Okay, so the next time someone calls you an ‘aspiring writer’, you have every right to take offense.

This is a term that has really caught on, mostly in the ads and posts that are put out by a few of the publishing companies and even – horror of horrors – a few editing services. It is one of those harmlessly-wrong-but-annoying terms like ‘widow remarriage’ that is used so commonly even in our academic textbooks. I have always had an exception to this term. I feel it should be ‘widow marriage’, because after the said woman becomes a widow, she marries. Not remarries. We actually had a debate about the rectification of this term when I was a college student and at least for as long as I was in college, the professors had corrected themselves to ‘widow marriage’.

So, why do I say ‘aspiring writers’ is wrong? Keep reading, please!

Let us break down the term ‘aspiring writer’ into its two separate words. ‘Aspiring’ refers to someone who hopes to achieve something but yet has not.
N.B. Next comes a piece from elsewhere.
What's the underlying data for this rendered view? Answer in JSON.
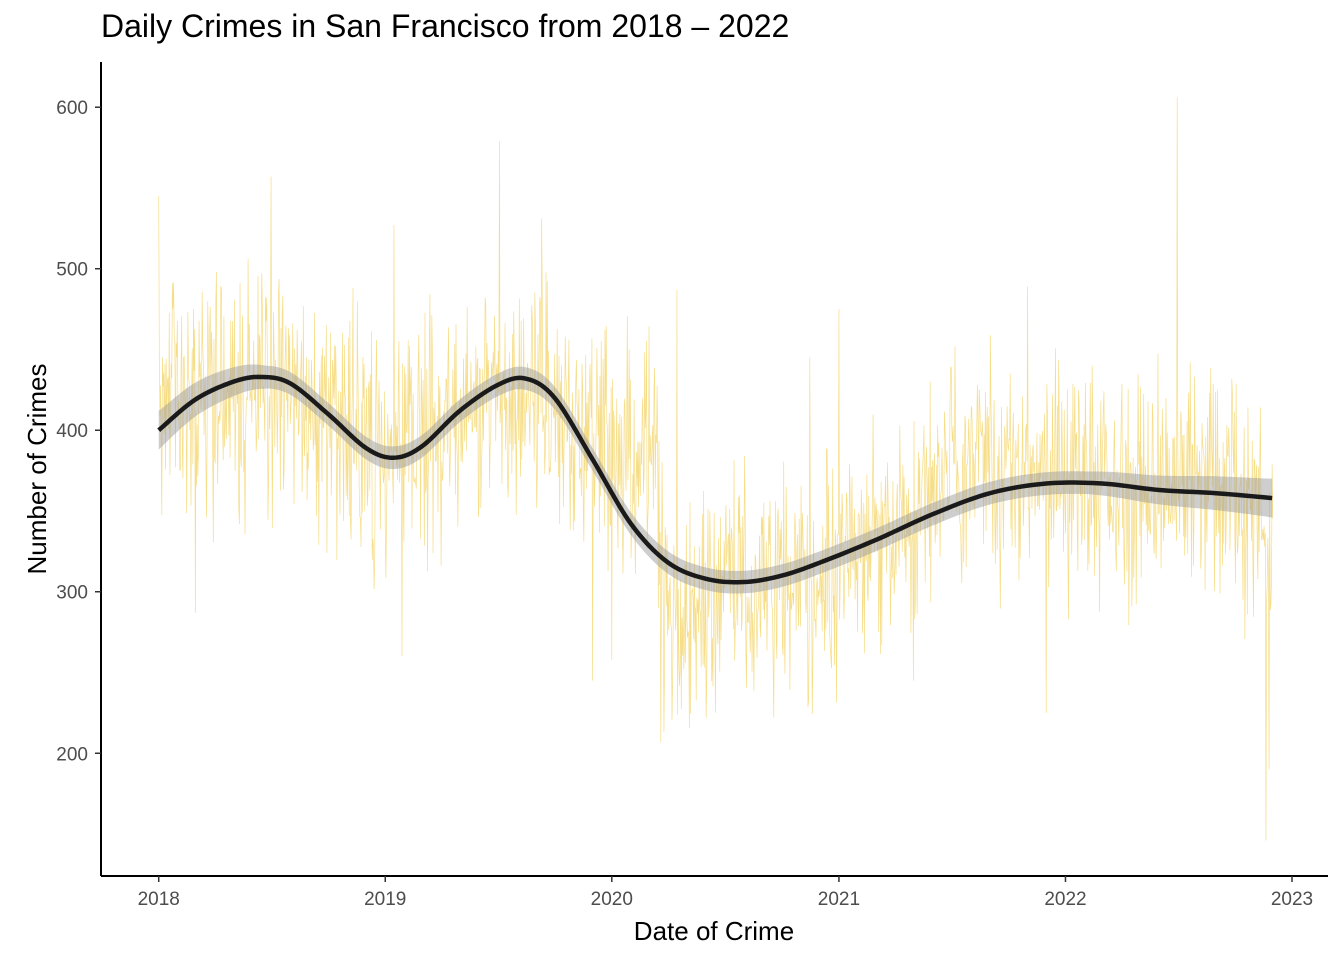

Now if you couple that with ‘writer’, the term means you hope to be a writer but yet are not.

Do you see the problem here? You will if you realize what ‘writer’ means. Writer means anyone who can write something. It does not matter whether you write that professionally or not. Even when you wrote that essay in school, you were its writer. The smallest thing that you write makes you a writer, and you certainly do not aspire it anymore because you have achieved that status.

Perhaps it would be right to call a baby who hasn’t yet learned to write an aspiring writer. But I am sure none of us reading this are babies here.

Now, there is a correct term for this, and that is ‘aspiring author’.

See the difference?

An author is one who writes professionally. That could be a book, a blog post, some copy for a website, an article, anything. Yes, one could aspire to be that.

But again, once your first professional work is out, and you are mentioned as the creator of that writing, then you are no longer an ‘aspiring author’.

You graduate to being an ‘author’.

So, be careful what people call you! They might be insulting you and you might not even be realizing it.